Algeria – This place always reminds me that I have allergies and I hate them. My nose is always running and I’m always rubbing it. Thank god I don’t have plans on going to Columbia and snorting all their coke because I assume that’d be a big snotty mess. This is the same soccer country where that one guy that played for the French team that one time and head-butted that one other guy during a game came from, I think…who cares? (Zinedine Zidane! Nailed it! Kind of!)
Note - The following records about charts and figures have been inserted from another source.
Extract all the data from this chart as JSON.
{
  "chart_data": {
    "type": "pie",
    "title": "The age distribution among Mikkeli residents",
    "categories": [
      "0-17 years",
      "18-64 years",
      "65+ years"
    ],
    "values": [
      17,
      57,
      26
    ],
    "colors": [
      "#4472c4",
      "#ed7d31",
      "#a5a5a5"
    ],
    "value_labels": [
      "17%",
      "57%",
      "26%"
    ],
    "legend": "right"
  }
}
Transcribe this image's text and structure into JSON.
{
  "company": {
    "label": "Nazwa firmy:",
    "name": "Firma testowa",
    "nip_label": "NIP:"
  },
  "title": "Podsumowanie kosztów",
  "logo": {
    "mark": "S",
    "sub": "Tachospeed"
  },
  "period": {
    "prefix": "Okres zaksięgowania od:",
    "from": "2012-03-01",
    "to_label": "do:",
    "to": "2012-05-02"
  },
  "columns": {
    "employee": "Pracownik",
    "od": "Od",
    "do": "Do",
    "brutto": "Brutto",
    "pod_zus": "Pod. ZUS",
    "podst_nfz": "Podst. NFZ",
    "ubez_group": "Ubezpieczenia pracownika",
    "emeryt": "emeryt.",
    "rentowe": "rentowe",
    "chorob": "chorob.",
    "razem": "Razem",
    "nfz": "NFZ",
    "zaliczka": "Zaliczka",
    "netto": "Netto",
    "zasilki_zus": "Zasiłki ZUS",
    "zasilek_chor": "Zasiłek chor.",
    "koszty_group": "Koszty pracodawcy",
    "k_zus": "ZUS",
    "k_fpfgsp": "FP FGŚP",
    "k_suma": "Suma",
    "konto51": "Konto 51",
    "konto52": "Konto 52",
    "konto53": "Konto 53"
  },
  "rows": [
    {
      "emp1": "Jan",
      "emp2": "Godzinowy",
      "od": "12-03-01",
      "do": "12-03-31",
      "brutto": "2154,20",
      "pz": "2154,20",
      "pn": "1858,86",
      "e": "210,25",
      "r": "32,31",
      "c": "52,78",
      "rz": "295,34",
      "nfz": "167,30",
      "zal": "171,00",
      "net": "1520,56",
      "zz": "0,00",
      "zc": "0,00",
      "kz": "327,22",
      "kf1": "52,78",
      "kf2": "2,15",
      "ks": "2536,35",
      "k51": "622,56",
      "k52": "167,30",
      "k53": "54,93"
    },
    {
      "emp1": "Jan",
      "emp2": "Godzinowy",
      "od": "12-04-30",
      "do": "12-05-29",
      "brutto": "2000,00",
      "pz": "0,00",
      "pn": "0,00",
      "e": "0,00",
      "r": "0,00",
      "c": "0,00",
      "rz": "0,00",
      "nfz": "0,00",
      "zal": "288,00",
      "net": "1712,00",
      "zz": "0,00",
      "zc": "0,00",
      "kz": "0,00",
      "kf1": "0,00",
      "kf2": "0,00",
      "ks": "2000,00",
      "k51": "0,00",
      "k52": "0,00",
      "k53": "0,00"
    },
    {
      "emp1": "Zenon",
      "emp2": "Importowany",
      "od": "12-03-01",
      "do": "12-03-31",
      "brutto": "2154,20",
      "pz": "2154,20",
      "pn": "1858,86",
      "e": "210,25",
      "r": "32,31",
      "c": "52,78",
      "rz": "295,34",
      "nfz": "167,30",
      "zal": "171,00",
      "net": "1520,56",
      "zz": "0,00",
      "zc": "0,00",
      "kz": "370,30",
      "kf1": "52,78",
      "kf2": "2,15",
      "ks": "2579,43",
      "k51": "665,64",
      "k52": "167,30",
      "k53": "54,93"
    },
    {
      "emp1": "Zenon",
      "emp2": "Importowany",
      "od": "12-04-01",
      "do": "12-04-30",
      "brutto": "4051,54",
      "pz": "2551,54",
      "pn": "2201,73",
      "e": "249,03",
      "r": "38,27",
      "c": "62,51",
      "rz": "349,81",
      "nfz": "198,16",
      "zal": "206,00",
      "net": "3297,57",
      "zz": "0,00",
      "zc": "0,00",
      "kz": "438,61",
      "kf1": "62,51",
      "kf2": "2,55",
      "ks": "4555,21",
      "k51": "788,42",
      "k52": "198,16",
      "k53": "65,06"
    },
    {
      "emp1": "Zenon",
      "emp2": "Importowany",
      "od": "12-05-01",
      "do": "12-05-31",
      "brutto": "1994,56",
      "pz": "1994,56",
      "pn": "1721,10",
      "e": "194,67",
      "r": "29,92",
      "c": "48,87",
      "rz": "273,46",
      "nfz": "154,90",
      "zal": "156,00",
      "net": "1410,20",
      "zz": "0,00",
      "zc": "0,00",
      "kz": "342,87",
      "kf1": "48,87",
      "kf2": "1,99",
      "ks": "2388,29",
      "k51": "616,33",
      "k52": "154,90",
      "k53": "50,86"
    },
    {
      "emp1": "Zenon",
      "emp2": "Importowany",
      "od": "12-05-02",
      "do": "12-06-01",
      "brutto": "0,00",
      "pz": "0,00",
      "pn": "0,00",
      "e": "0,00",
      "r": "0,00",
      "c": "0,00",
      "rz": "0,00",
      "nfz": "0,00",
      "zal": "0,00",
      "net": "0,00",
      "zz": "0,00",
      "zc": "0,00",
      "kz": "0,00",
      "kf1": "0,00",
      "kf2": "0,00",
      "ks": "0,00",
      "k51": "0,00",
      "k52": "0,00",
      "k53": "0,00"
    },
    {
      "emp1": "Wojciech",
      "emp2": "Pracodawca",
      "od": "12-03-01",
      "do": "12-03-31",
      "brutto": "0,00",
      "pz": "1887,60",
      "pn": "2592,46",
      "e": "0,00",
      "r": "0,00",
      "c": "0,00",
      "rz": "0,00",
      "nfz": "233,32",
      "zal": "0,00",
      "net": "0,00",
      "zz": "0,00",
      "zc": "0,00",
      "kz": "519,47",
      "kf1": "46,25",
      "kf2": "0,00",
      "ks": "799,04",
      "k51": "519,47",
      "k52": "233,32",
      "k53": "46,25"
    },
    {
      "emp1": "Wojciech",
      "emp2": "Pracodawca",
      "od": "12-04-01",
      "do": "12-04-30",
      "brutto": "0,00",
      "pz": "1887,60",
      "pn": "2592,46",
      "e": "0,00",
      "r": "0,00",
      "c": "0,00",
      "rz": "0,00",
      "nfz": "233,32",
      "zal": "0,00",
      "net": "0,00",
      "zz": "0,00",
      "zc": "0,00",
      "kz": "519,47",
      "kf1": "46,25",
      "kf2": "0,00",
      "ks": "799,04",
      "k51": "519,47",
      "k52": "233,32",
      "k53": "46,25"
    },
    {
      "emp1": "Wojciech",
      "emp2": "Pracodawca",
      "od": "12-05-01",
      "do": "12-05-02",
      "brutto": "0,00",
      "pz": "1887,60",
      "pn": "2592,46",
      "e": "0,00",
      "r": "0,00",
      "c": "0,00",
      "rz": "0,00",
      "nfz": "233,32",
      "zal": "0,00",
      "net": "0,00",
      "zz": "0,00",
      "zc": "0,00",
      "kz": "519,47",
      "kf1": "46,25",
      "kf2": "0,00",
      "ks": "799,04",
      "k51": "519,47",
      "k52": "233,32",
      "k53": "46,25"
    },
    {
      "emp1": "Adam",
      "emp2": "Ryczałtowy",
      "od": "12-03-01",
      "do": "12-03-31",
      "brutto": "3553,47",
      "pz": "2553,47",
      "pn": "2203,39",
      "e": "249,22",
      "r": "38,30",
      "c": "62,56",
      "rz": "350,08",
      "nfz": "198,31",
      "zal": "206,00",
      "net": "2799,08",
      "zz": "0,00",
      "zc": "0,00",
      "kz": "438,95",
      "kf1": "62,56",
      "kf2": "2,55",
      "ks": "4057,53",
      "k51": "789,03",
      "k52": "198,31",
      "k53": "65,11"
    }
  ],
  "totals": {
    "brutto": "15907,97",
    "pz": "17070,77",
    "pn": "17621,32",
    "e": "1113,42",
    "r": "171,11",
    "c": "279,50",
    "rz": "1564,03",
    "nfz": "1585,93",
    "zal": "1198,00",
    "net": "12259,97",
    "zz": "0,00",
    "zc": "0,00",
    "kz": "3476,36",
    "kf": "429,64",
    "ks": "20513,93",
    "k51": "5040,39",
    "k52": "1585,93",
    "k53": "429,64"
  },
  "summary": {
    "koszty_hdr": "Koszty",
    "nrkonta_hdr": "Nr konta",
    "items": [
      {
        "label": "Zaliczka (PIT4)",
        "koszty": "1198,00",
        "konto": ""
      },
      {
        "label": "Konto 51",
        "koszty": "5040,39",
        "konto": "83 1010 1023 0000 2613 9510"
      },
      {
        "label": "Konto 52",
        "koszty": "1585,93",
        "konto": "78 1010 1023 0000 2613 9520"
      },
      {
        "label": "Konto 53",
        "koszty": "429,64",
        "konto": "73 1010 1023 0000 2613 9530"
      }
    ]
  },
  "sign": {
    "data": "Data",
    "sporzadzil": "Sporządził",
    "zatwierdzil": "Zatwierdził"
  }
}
Russia – Oh boy, these guys. Russia is a giant pain in the ass because they’re always mad. Their language also sounds like someone clearing their throat. They drink way too much, it’s always shitty and icy there, and everyone is corrupt. Here’s the thing about these shit-cold countries – leave. Seriously. Like England. What the hell was England even thinking? Why would you colonize Australia and send your prisoners there? That’s just too stupid! Keep the prisoners on that gray shitty rock you call home and move to Australia. I’d have packed up all the valuables, if I were king of England, along with all the most useful citizens, and left England and never looked back. Let the French have the place, who cares? It’s a shithole. “What about the military strongholds? What about your place in all of the European war shit?” Who cares? Piss on Europe and its nonsense. You move your entire country to Australia, you get tans, you relax, and you just go with the flow. Leave that mess behind. All of it. They’re always fighting because they’re all packed in together, their places are too cold, there isn’t enough space to stretch out, and no one speaks the same flipping language. Seriously, all of Europe is located in a space smaller than “Murica and there are 500 different languages. God that would be so freaking annoying! I’d start killing everyone, too.
South Korea – At least South Korea has the right idea by heading south rather than staying north. Are they good at soccer? Who knows at this point? This is the 32nd country I’ve had to say something about, and I just don’t care anymore. What a stupid idea.
How I see this all going…
Game 49 is the first game of the 16-game bracket. The 16 teams in the bracket come from the top two winners of each of the groups from above. I’m going to do it game to game rather than bracket style because why the hell not, I’ve gone this far.
Round One
Game 49
Brazil over Spain – What a first round game this will be!
Game 50
Uruguay over Columbia – I’m picking the hiding Nazi’s over the drug cartels.
Game 51
Netherlands over Croatia – I like orange uniforms.
Game 52
Ivory Coast over Italy – This would be a pretty big deal. New York as envisioned by Spike Lee would be set ablaze!
Game 53
France over Nigeria – I’ll make sure I buy the Nigerian prince something nice to console him.
Game 54
Germany over Russia – Yipes! This time Germany wins?
Game 55
Argentina over Ecuador – The Sexy Game! I pick meat and sexy model over just sexy model.
Game 56
USA over South Korea – USA! USA! USA! USA! USA! USA! USA! USA! USA! USA! USA! USA!
Round Two
Game 57
Brazil over Uruguay – Another Big Sexy Game! I pick Brazil like an annoying thong string.
Game 58
Germany over France – Yipes! France loses again?
Game 59
Netherlands over Ivory Coast – Fun time is over, Africans.
Game 60
USA over Argentina – USA! USA! USA! USA! USA! USA! USA! USA! USA! USA! USA! USA! USA!
The Final Four
Game 61
Brazil over Germany – Nice try, The Germans, but you can’t beat dead sexy with efficiency and strong mechanical reasoning.
Game 62
USA over Netherlands – USA! USA! USA! USA! USA! USA! USA! USA! USA! USA! USA! USA!
Third place Game
Game 63
Germany over Netherlands – I guess I pick the Germans, but who cares, third place is for losers.
World Cup Championship Game
USA over Brazil – Honestly, this would cause some problems. The world isn’t ready for ‘Murica to be good at soccer. I mean, it’s tolerable that we aren’t the worst, but to win this World Cup deal would really piss people off. I really don’t think ‘Murica even gets past the group stages, but it’s fun to imagine.